The practice of evaluation is inevitably a practice of control; but whose responsibility is it to effect it, and according to which principles of evaluation? These are questions that are spreading throughout advanced capitalist societies. We need only to see what happened in Italy with the Parmalat case.
The principles of evaluation of the effectiveness of psychotherapy give value to short term. Just as the stock exchange privileges a 3 or 6 month term result, to the detriment of a future, long term result. We have seen the consequences that derive from capitalism stock exchange, in which to embellish the results they sacrificed the future. In the same way, in the field of psychotherapy, the evaluators regulate on short term, and consequently define some «target symptoms», that must be reduced. The more rapid procedures sacrifice the consideration of a lasting transformation, and which need time, or rather the objective of psychoanalysis and relational therapy. The result will produce the same effects that have been seen on the stock market: a swindle/fraud.
The practice of evaluation is demanding a scientific validity. Is that right?
Evaluation is based on a managerial method, it is a false science, rhetoric - as Jacques Alain Miller and Jean Claude Milner say – that aims to silence while counting the number of «boxes» marked: what is measured one does not know, and it has no more foundation than IQ that, at the beginning of the 20th century, was claimed to be evaluated.
Perhaps what they claim to evaluate is personal happiness, but this measuring – as Lacan said – is ethically impracticable.

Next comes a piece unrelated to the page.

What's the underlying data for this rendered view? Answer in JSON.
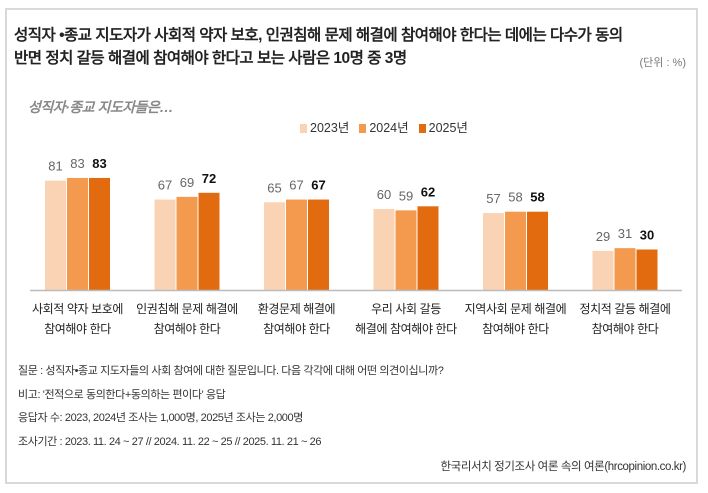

And anyway, what would the standard be?
Apparently the evaluation of happiness accomplishes, in a diminished form, the project of the Enlightenment to make happiness a political factor. But precisely the era of the Enlightened taught us that it is impossible to pass from a personal happiness to a collective happiness. A theorem of the impossibility was announced to this ends by Kenneth Arrow in 1951. The lie of the technical-managerial new liberals is to make us believe that the unhappiness of each person improves if «inevitable» rules of good practice prescribed by the market are followed. Accept more risks for the individual and everything will go better for the collective. Accept less social protection and the state will be more dynamic. Accept not having access to other than de-conditioning psychotherapy, give up long-term hopes, and the happiness of everyone will improve. It is always the same lie.
Who will win this battle?
When the bill comes back to the National Assembly in Spring, we will try to convince our psychoanalyst colleagues to not be content with the extra territorial statute which has been conceded to them. We are also the voice of those who most often are suspected of being «charlatans», or rather the psychotherapists. However this bill is voted, a long lasting battle is about to start. It means fighting, with psychoanalysis and with all those who want to be with us, against the return of the worst.